The erroneous messages, sent as the tornado tore a path through Belton, left area residents and officials confused by the discrepancy between the notifications claiming the tornado warning was cancelled and the other information they were receiving. As emergency management and weather officials concede, the situation was a cause for concern, for if someone in Belton had taken the notifications at face value and left their storm shelter, they could have been at higher risk of injury or death.
Now, as the investigation proceeds, the National Weather Service is advising residents to seek storm information from a variety of reliable sources.
Belton experiences
As sirens wailed the night of the tornado, Bill Anderson hunkered down in his basement a mile and a half away from the cemetery, Anderson told The Star by text. He could still hear them blaring as he received a message saying the tornado warning was over.
Dawn Jarboe Thomas was sitting in her car inside her lower-level garage in Belton when she received calls saying the tornado warning was over.
But she knew the storm was still raging. Local TV and a weather live stream were telling her differently. Thomas could hear debris hitting her garage door and “heard a quick and loud sound like a train, then the power went out.”
“Had it been anything above EF1, it would’ve been a lot worse,” she wrote.
Both Anderson and Thomas lost power, but that was the extent of their property damage.
Jonathan Kurtz, warning coordination meteorologist with the National Weather Service, said that most of the people he talked to realized the tornado warning was still in effect, despite the conflicting messages.
“The danger is that they’re not going to double-check and make sure that this is correct.”
What caused the messages?
The Cass County Emergency Services Board, National Weather Service and Everbridge are investigating the cause of the misleading notifications.
Everbridge did not respond to multiple requests for comment.
Marie Beauchamp, the executive director of the Cass County Emergency Services Board, started receiving calls from Cass County residents immediately after the tornado.
“There’s definitely a concern on both ends: citizen and the Emergency Services Board,” Beauchamp said.
Beauchamp runs the board, which purchased and provides the Everbridge software to government organizations across the county.
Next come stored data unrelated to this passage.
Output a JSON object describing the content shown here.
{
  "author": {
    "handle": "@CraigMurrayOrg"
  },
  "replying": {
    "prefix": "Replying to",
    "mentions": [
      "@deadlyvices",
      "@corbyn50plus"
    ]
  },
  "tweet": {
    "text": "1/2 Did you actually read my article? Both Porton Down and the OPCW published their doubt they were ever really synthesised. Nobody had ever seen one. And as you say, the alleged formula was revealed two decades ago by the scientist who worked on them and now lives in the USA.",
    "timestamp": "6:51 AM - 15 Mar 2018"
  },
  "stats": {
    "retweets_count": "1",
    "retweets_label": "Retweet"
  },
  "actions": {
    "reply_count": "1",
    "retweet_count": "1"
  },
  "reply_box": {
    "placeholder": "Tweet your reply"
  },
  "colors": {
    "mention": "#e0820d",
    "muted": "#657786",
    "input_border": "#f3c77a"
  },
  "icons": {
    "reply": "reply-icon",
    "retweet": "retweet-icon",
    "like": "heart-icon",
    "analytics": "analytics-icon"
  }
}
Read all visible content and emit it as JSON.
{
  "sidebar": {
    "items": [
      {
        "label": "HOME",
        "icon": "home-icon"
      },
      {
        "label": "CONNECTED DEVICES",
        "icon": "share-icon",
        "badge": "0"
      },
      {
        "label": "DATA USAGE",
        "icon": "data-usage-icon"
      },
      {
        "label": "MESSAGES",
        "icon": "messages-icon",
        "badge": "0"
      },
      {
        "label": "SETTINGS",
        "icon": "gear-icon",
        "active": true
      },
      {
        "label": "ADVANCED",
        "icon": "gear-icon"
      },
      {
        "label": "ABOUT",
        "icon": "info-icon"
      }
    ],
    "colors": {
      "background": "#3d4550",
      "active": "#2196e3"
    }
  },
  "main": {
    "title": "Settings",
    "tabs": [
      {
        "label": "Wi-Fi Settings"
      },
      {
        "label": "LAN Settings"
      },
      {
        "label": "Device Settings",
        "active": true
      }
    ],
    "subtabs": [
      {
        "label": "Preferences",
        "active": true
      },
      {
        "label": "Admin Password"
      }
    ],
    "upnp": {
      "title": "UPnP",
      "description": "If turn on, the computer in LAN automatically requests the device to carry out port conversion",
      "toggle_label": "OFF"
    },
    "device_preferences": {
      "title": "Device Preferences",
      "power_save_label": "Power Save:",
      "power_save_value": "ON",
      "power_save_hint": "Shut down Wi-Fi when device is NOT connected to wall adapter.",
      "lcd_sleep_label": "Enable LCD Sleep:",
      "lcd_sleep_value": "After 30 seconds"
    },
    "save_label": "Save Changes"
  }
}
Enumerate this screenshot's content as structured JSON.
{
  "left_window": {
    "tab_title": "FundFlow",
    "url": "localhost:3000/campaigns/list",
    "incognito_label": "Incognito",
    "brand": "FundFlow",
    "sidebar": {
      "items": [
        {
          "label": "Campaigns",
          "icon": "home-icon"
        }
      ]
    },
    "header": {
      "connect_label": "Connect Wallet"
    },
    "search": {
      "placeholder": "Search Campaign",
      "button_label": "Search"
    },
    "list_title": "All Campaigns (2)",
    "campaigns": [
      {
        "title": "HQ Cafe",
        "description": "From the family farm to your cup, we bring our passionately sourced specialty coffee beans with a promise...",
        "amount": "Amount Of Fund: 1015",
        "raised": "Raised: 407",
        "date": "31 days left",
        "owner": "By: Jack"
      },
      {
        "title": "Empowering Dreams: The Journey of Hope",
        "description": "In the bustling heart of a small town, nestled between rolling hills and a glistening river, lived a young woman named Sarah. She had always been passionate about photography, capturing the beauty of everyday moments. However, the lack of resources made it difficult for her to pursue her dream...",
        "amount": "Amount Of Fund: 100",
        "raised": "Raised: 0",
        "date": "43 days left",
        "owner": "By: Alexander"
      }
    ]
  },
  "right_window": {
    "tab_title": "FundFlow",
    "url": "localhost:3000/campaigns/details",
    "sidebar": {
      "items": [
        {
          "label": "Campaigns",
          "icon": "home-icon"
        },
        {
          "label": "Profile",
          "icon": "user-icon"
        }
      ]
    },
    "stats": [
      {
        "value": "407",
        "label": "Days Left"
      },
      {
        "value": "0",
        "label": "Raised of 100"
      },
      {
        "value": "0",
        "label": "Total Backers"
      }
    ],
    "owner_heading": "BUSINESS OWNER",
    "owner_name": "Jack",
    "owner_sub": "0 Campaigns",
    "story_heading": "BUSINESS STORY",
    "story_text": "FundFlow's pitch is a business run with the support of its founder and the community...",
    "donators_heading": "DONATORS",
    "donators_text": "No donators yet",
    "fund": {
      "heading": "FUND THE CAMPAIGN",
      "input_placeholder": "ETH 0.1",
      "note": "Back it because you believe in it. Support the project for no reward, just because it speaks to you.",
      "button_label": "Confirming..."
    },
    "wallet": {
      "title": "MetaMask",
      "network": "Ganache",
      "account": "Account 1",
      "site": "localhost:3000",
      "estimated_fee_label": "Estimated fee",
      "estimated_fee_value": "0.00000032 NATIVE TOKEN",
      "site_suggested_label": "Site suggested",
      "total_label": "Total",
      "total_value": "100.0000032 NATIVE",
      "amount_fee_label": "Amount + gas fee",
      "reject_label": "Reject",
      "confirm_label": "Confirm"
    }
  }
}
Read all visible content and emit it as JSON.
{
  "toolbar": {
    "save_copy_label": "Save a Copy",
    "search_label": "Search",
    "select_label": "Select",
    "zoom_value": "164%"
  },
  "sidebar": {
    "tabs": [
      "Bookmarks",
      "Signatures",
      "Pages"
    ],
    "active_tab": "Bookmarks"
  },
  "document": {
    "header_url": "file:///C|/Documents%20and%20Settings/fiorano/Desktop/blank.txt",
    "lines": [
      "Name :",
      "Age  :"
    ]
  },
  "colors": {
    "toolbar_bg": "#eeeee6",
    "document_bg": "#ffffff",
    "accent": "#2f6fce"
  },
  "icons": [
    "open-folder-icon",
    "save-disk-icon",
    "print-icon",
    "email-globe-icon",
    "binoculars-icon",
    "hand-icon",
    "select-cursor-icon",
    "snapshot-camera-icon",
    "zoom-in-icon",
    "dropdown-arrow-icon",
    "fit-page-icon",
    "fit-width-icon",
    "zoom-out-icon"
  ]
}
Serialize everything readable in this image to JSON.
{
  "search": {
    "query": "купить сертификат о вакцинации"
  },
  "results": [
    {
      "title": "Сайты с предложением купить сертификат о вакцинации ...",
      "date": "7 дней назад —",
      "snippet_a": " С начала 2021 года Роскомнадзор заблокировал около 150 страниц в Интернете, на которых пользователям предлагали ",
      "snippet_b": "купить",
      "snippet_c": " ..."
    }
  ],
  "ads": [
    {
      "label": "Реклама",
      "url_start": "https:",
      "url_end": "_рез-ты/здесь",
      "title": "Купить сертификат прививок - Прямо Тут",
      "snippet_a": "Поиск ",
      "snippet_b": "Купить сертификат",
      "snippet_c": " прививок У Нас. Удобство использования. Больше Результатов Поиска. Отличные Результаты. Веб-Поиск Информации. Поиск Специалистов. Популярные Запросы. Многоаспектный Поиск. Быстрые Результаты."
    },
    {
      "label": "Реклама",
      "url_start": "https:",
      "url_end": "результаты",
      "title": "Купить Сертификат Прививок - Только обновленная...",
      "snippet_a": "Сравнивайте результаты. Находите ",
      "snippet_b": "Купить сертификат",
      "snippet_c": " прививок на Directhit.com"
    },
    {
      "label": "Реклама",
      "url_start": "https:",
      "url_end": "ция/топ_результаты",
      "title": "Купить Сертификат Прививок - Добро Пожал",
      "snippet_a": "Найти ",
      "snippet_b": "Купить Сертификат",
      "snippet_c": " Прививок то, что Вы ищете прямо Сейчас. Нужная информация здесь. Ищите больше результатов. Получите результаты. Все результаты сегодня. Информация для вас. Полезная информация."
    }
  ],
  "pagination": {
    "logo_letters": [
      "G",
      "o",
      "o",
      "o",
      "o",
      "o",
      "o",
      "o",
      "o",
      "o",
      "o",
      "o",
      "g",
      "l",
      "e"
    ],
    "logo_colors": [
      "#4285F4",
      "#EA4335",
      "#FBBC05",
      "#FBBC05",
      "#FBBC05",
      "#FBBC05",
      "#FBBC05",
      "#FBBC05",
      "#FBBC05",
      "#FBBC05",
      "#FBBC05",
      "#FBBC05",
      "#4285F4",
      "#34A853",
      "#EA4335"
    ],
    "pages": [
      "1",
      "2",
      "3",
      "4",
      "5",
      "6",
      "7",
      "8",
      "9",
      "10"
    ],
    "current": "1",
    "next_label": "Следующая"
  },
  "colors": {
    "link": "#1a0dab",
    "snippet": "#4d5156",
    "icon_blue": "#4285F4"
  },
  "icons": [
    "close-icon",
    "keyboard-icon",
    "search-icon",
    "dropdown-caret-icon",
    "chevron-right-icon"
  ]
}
The Cass County Emergency Services Board filed a support ticket with Everbridge, which has been escalated to a priority event, according to Beauchamp.
She said the ESB has not had an issue like this before. They have contracted with Everbridge for more than five years and pays approximately $51,000 a year for the services. The ESB will update the public once they get information from Everbridge, Beauchamp said.
The National Weather Service said they haven’t found abnormalities with their communications about the Belton tornado, according to Kurtz.
“We’ve looked through our text and everything looks very normal on our side,” Kurtz said.
The NWS distributes severe weather information through the NOAA Weather Wire Service, which is picked up by third party organizations like TV stations, navigation apps and alert companies like Everbridge.
“The warning was never cancelled from our office when that alert had gone out,” Kurtz said.
The NWS shared information with both Cass County and Everbridge to help with the investigation.
Kurtz recommended residents use a combination of local media, apps like The Weather Channel or Accuweather, weather radios and wireless emergency alerts.
“It’s really important … for folks to have multiple ways to get weather information, especially tornado warnings.”